Perhaps we need to give Estimé more props for last week’s 14-53-0 line at Kansas City — the Chiefs, after all, are a nightmare to run on this year. The Falcons’ front seven is also a plus unit, but it’s not in Kansas City’s class. The Broncos are at home and a mild favorite, so game script will likely favor Estimé. And even if he doesn’t get any work in the passing game — he’s yet to catch an NFL pass, after 17 grabs his final year at Notre Dame — Estimé probably has 13-15 touches already in his back pocket. The goal-line work will probably be his, too.

It’s surprising his roster tag is so low, given that Jeudy has 19 targets and a credible 12-152-0 line since Jameis Winston took over as the Cleveland starting quarterback. The Saints’ secondary is the 11th-easiest for opposing wideouts to score against, and obviously it lost Marshon Lattimore to a trade two weeks ago. Cedric Tillman looks like the first read for Winston, but Winston certainly prefers targeting wideouts downfield as opposed to taking the safe checkdown. Jeudy can easily return value as a WR3 this week.

His role continues to expand, with nine catches and 18 targets over the past three games. And that run came against three difficult matchups in a row. Boutte now takes aim at a Rams secondary that’s handed out the eighth-most points to opposing wide receivers. New England certainly trusts Boutte; he’s played 96% and 97% of the snaps the past two weeks. The Patriots were able to beat Chicago with a buttoned-up game plan, but they’ll probably need to be more pass-friendly if they want to hang with the Rams.

Hill has crept over the threshold for inclusion in this column, but he’s a sound enough play that we’ll color outside the lines and push him into the mix. Hill always carries a heavy chunk of goal-line equity into any matchup, and note he lost an 88-yard touchdown last week to penalty. Alvin Kamara is obviously the featured guy in the New Orleans offense, but there’s room for someone else to collect 5-8 carries, and that could be Hill. Mix in a handful of catches and maybe some goal-line work and Hill has a plausible case to land in the top 10 at tight end. With Trey McBride and Cade Otton unavailable this week (perhaps Dalton Kincaid, too), Hill could be a reasonable fill-in.

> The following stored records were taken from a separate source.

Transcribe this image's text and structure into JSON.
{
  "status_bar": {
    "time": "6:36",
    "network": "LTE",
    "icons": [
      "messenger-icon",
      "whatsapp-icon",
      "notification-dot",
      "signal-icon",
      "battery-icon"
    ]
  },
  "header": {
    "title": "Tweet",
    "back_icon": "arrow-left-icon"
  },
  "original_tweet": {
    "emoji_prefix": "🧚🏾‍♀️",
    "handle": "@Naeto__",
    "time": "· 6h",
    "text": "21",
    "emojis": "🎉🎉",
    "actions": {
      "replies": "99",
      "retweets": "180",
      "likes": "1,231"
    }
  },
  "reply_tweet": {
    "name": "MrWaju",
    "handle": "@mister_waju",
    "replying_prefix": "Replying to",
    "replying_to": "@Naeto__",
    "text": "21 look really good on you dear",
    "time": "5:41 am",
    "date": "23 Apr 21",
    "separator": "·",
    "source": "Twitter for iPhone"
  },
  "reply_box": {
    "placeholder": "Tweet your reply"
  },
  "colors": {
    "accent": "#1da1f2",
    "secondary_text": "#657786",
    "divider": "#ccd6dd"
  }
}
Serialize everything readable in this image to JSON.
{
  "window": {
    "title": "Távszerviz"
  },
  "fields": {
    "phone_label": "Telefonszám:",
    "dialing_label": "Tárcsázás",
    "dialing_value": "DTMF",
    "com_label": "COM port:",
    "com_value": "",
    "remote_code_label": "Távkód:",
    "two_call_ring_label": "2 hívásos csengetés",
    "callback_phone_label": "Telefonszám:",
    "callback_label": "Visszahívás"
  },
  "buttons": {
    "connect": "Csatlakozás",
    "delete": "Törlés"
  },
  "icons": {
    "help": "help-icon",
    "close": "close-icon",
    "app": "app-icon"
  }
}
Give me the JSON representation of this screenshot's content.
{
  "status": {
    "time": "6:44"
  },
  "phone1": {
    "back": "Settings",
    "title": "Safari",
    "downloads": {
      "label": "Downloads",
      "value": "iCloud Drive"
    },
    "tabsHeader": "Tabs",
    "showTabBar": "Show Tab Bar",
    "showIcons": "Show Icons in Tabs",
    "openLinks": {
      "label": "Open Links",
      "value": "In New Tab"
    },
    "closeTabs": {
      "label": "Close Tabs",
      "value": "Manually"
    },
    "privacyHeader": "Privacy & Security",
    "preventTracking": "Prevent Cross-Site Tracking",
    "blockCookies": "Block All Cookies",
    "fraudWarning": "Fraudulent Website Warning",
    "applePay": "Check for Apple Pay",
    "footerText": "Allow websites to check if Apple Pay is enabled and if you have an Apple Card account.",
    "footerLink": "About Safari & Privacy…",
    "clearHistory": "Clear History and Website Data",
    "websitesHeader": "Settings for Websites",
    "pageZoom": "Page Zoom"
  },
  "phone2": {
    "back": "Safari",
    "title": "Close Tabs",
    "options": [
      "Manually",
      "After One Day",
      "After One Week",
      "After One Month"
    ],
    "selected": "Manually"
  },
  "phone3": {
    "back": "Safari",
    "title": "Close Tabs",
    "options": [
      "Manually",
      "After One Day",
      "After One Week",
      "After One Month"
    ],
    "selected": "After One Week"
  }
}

He hasn’t scored a touchdown yet, and goal-line equity is what we look at most of the time with tight end sleepers. But Dissly does have 24 catches in his last five games and the Chargers appear to be souring on Hayden Hurst, who dropped his only look in Week 10. Dissly might be a pickup that you hold for a while because the next five LAC opponents have struggled to mark the tight end. Justin Herbert is playing at a high level but the volume hasn’t been there most weeks; perhaps the Cincinnati offense can force the Chargers out of their comfort zone in Week 11.